ANA SAYFA             SURELER    KONULAR

 

RUM

27

وَهُوَ الَّذِي يَبْدَأُ الْخَلْقَ ثُمَّ يُعِيدُهُ وَهُوَ أَهْوَنُ عَلَيْهِ وَلَهُ الْمَثَلُ الْأَعْلَى فِي السَّمَاوَاتِ وَالْأَرْضِ وَهُوَ الْعَزِيزُ الْحَكِيمُ

 

27. Yaratıkları ilkin yoktan var eden, sonra da onu tekrar iade eden O'dur ve bu, O'na göre daha kolaydır. Göklerde ve yerde en yüksek sıfat(lar) yalnız O'nundur. O Aziz'dir, Hakim'dir.

 

"Yaratıkları ilkin var eden, sonra da onu tekrar iade eden O'dur" buyruğunda sözü geçen yaratıkları ilkin O'nun var etmiş olması, canlının doğumu ndan önce rahimde meydana gelmesi ile olur. İade etmesi ise, ölümden sonra diriliş için ikinci üfürüş ile ona hayat vermesi ile olur. Bu buyrukta Yüce Allah, O'nun yaratıkları ilkin varetmiş olduğunun bilinmesini, henüz ortada olmayan ölümden sonra tekrar yaratılışına delil olarak göstermektedir. Böylelikle gözle görülen, gaibe (görülmeyene) delil kılınmaktadır.
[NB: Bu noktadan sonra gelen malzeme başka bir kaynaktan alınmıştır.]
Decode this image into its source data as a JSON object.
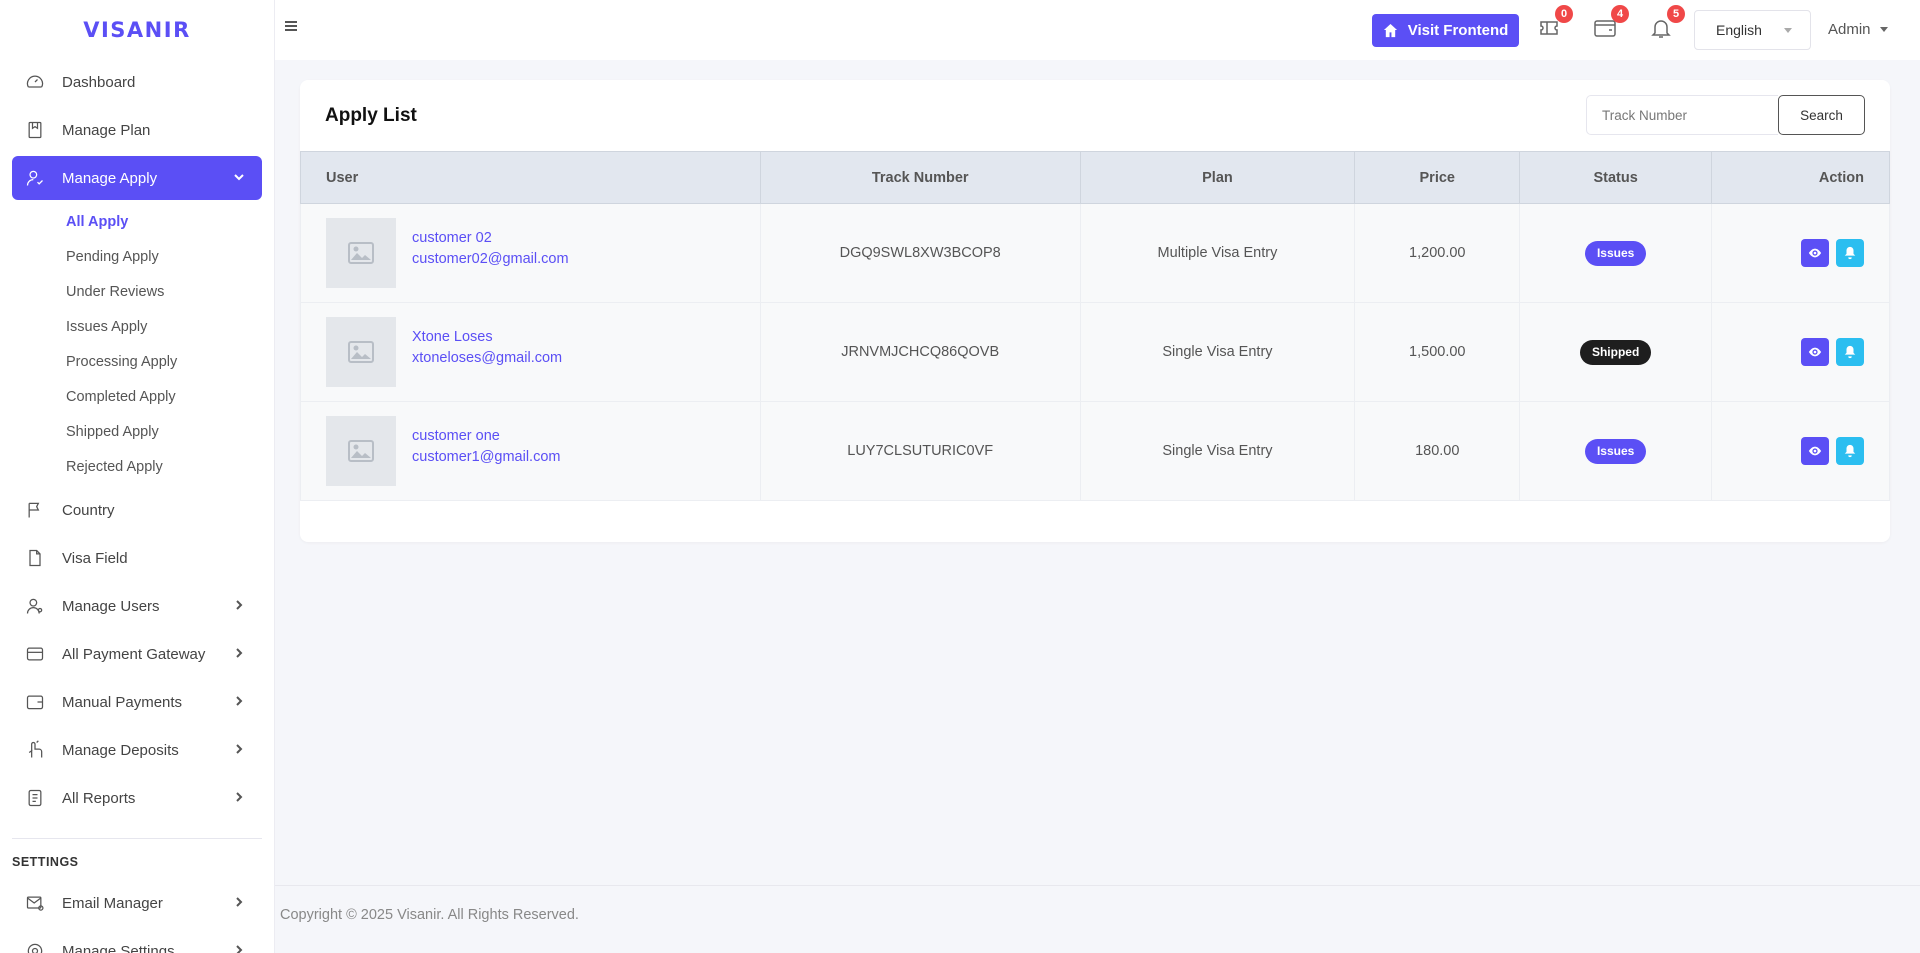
{
  "brand": {
    "name": "VISANIR",
    "color": "#5b4ff5"
  },
  "sidebar": {
    "items": [
      {
        "label": "Dashboard",
        "icon": "dashboard-icon",
        "has_children": false
      },
      {
        "label": "Manage Plan",
        "icon": "plan-icon",
        "has_children": false
      },
      {
        "label": "Manage Apply",
        "icon": "user-check-icon",
        "has_children": true,
        "active": true,
        "expanded": true
      },
      {
        "label": "Country",
        "icon": "flag-icon",
        "has_children": false
      },
      {
        "label": "Visa Field",
        "icon": "file-icon",
        "has_children": false
      },
      {
        "label": "Manage Users",
        "icon": "users-icon",
        "has_children": true
      },
      {
        "label": "All Payment Gateway",
        "icon": "credit-card-icon",
        "has_children": true
      },
      {
        "label": "Manual Payments",
        "icon": "wallet-icon",
        "has_children": true
      },
      {
        "label": "Manage Deposits",
        "icon": "hand-coin-icon",
        "has_children": true
      },
      {
        "label": "All Reports",
        "icon": "report-icon",
        "has_children": true
      }
    ],
    "submenu": [
      {
        "label": "All Apply",
        "active": true
      },
      {
        "label": "Pending Apply"
      },
      {
        "label": "Under Reviews"
      },
      {
        "label": "Issues Apply"
      },
      {
        "label": "Processing Apply"
      },
      {
        "label": "Completed Apply"
      },
      {
        "label": "Shipped Apply"
      },
      {
        "label": "Rejected Apply"
      }
    ],
    "settings_title": "SETTINGS",
    "settings_items": [
      {
        "label": "Email Manager",
        "icon": "mail-settings-icon",
        "has_children": true
      },
      {
        "label": "Manage Settings",
        "icon": "settings-icon",
        "has_children": true
      }
    ]
  },
  "header": {
    "visit_frontend": "Visit Frontend",
    "badges": {
      "tickets": "0",
      "wallet": "4",
      "notifications": "5"
    },
    "language": "English",
    "user": "Admin"
  },
  "card": {
    "title": "Apply List",
    "search_placeholder": "Track Number",
    "search_button": "Search"
  },
  "table": {
    "columns": [
      "User",
      "Track Number",
      "Plan",
      "Price",
      "Status",
      "Action"
    ],
    "rows": [
      {
        "name": "customer 02",
        "email": "customer02@gmail.com",
        "track": "DGQ9SWL8XW3BCOP8",
        "plan": "Multiple Visa Entry",
        "price": "1,200.00",
        "status": "Issues",
        "status_color": "#5b4ff5"
      },
      {
        "name": "Xtone Loses",
        "email": "xtoneloses@gmail.com",
        "track": "JRNVMJCHCQ86QOVB",
        "plan": "Single Visa Entry",
        "price": "1,500.00",
        "status": "Shipped",
        "status_color": "#1e1e1e"
      },
      {
        "name": "customer one",
        "email": "customer1@gmail.com",
        "track": "LUY7CLSUTURIC0VF",
        "plan": "Single Visa Entry",
        "price": "180.00",
        "status": "Issues",
        "status_color": "#5b4ff5"
      }
    ],
    "action_colors": {
      "view": "#5b4ff5",
      "notify": "#2bbef0"
    }
  },
  "footer": {
    "text": "Copyright © 2025 Visanir. All Rights Reserved."
  }
}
Daha sonra Yüce Allah bunu: "Ve bu, O'na göre daha kolaydır" buyruğu ile te'kid etmektedir.

 

İbn Mes'ud ve İbn Ömer "ilkin yoktan vareden" anlamındaki buyruğu; (...) diye "İlkin var etti, vareder" kipinden gelmiş bir fiil olarak okumuşlardır. Bu okuyuşun delili de şanı Yüce Allah'ın: "Çünkü ilkin var eden de, diriltecek olan da O'dur. "(el-Buruc, 13) buyruğunun bu kipte gelmiş olmasıdır. genel olarak öbür türlü okuyanların kıraatlerinin delili ise, Yüce Allah'ın: "Sizi il kin yarattığı gibi yine (O'na) döneceksiniz. "(el-A'raf, 29) buyruğunda, bu şekilde gelmiş olmasıdır.

 

"Daha kolaydır" buyruğu "kolaydır" anlamındadır. Yani öldükten sonra tekrar diriltmek O'nun için kolaydır. Bu şekildeki açıklamayı er-Rabi' b. Huseyn ile el-Hasen yapmıştır. Bu durumda "daha kolaydır" buyruğu "kolaydır" anlamında demektir. Zira Yüce Allah için bir işin bir başka işten kolayolması söz konusu olamaz.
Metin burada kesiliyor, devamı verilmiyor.